3485 - Gut Microbiome and Metabolic Traits in Immunotherapy-Based Total Neoadjuvant Therapy for MSS Locally Advanced Rectal Cancer: A Longitudinal Cohort Study
Presenter(s)
W. Lu1, X. Wu1, Y. Wang2, H. Zhang3, W. Yang1, M. Zhou1, Y. Chen1, R. Wu3, Y. Wang3, J. Wan1, F. Xia1, Z. Zhang1, and L. Shen1; 1Department of Radiation Oncology, Fudan University Shanghai Cancer Center, Shanghai, China, 2Department of Radiation Oncology, Fudan University Shanghai Cance Center, Shanghai, China, 3Department of Oncology, Shanghai Medical College, Fudan University, Shanghai, China
Purpose/Objective(s): While immunotherapy-based total neoadjuvant therapy (iTNT) may enhance treatment efficacy for microsatellite stable (MSS) locally advanced rectal cancer (LARC), its added toxicities remain poorly predictable. Current clinical tools lack precision in stratifying therapeutic responses and adverse events. Emerging evidence suggests gut microbiome dynamics interact with radiotherapy, chemotherapy, and immunotherapy, potentially serving as predictive biomarkers. This study employs longitudinal stool metagenomics and untargeted metabolomics to characterize gut microbial-metabolic profiles in LARC patients undergoing iTNT.

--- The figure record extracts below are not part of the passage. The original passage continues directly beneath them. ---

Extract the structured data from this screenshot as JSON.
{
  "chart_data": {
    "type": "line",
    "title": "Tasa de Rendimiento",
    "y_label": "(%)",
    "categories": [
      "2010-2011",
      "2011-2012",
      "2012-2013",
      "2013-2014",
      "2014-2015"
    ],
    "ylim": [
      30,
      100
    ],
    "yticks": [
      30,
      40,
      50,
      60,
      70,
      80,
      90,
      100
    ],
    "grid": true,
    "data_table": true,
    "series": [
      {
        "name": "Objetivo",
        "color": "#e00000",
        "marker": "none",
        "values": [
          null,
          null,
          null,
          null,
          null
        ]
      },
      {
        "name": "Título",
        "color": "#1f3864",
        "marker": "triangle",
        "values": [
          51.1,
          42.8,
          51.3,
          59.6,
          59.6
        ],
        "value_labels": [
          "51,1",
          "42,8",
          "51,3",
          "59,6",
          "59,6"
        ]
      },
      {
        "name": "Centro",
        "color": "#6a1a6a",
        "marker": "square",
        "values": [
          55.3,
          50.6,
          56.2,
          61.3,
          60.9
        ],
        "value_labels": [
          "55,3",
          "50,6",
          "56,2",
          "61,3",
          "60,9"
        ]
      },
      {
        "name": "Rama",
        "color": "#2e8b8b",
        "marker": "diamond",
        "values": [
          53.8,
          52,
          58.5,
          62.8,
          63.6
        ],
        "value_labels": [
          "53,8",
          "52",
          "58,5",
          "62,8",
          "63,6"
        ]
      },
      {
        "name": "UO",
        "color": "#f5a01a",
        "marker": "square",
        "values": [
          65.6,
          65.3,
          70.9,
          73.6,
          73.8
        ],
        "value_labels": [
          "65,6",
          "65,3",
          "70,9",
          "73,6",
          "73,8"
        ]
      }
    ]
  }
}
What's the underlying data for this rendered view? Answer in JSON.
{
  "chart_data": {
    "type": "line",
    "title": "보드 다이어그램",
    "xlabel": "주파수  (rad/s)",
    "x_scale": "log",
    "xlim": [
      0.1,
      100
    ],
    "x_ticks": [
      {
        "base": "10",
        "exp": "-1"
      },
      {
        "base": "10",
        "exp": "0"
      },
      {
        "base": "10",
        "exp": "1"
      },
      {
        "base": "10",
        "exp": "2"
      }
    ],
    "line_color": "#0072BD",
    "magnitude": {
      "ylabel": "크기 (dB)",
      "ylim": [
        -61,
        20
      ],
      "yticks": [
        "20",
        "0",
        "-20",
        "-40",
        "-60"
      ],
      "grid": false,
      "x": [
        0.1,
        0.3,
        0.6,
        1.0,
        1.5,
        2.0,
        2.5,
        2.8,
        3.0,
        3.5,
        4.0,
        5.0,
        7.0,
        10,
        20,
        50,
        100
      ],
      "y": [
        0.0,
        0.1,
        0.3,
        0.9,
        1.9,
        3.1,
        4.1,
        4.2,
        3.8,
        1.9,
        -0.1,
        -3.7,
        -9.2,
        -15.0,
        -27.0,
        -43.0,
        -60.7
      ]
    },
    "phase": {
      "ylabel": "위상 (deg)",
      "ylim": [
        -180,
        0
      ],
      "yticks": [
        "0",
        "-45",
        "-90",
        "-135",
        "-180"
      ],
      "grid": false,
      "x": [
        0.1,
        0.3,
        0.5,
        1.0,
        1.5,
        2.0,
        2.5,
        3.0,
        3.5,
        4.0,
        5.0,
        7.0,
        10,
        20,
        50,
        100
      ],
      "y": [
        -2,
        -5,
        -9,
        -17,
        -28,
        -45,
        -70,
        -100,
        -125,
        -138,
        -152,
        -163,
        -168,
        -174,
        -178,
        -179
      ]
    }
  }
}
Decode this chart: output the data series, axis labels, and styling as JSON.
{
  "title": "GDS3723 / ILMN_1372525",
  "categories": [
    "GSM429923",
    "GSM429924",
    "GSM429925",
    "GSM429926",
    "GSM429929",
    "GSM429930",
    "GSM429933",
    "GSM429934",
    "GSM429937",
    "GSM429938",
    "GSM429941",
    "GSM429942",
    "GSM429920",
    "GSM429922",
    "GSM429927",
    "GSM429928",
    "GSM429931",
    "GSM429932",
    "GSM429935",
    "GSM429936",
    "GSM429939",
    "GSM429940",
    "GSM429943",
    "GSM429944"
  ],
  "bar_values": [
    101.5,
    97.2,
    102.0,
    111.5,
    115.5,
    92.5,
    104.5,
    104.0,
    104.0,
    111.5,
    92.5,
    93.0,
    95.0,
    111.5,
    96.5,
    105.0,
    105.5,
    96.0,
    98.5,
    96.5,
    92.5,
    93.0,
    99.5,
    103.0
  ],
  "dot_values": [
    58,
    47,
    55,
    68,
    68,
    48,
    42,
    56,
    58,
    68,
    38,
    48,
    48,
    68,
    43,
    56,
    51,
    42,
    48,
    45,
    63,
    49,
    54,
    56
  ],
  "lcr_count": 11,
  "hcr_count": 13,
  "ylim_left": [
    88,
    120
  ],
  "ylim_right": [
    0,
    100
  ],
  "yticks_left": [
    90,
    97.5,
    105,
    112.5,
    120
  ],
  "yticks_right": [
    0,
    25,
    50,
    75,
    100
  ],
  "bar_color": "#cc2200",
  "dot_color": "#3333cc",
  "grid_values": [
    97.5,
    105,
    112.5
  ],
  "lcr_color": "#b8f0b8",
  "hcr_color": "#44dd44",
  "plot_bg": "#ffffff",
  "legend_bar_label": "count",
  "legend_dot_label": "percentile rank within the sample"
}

Materials/Methods: This prospective cohort included 48 MSS LARC patients (2021-2023) receiving short-course radiotherapy (25Gy/5Fx) combined with 6 cycles of capecitabine/oxaliplatin and anti-PD-1 antibody. Clinical outcomes (clinical/pathological complete response, MRI-based tumor regression grade and acute toxicities (CTCAE v5.0) were systematically assessed. Longitudinal stool samples (baseline, mid-treatment, post-treatment) underwent metagenomics and untargeted metabolomic. Analyses were performed to compare taxonomic diversity, species-level abundance, and metabolite intensities across treatment phases, clinical response and hematologic/gastrointestinal toxicities.
Results: At baseline, responders exhibited gut microbiome enrichment in Firmicutes, dominated by beneficial bacteria producing short-chain fatty acids, with LefSe analysis confirming discriminative power (LDA>2.0, p<0.05). Non-responders showed Proteobacteria/Bacteroidetes dominance, enriched in Klebsiella and pks+ pathogenic bacteria. Metabolically, responders demonstrated alkaloid biosynthesis and vitamin/cofactor metabolism upregulation (FDR<0.05), whereas non-responders overexpressed carbohydrate/lipid metabolism pathways. Longitudinally, iTNT increased microbial alpha diversity (Shannon index) with progressive expansion of beneficial Firmicute and reduction of pathogenic Proteobacteria. Co-occurrence network analysis revealed higher baseline ecological stability in responders, which intensified post-treatment. Severe toxicity cohorts showed persistent enrichment of pro-inflammatory pathogenic bacteria across timepoints. Conversely, mild-toxicity patients exhibited anti-oxidative pathways.
Conclusion: The efficacy and toxicity of iTNT in LARC are associated with gut microbiome and metabolic signatures. Baseline and longitudinal enrichment of SCFA-producing taxa positively correlates with treatment response, while persistent colonization by opportunistic pathogens may drive therapeutic resistance and severe toxicities. Microbiome-associated metabolic reprogramming, particularly in vitamin/cofactor metabolism and anti-inflammatory pathways, emerges as a critical modulator of clinical outcomes.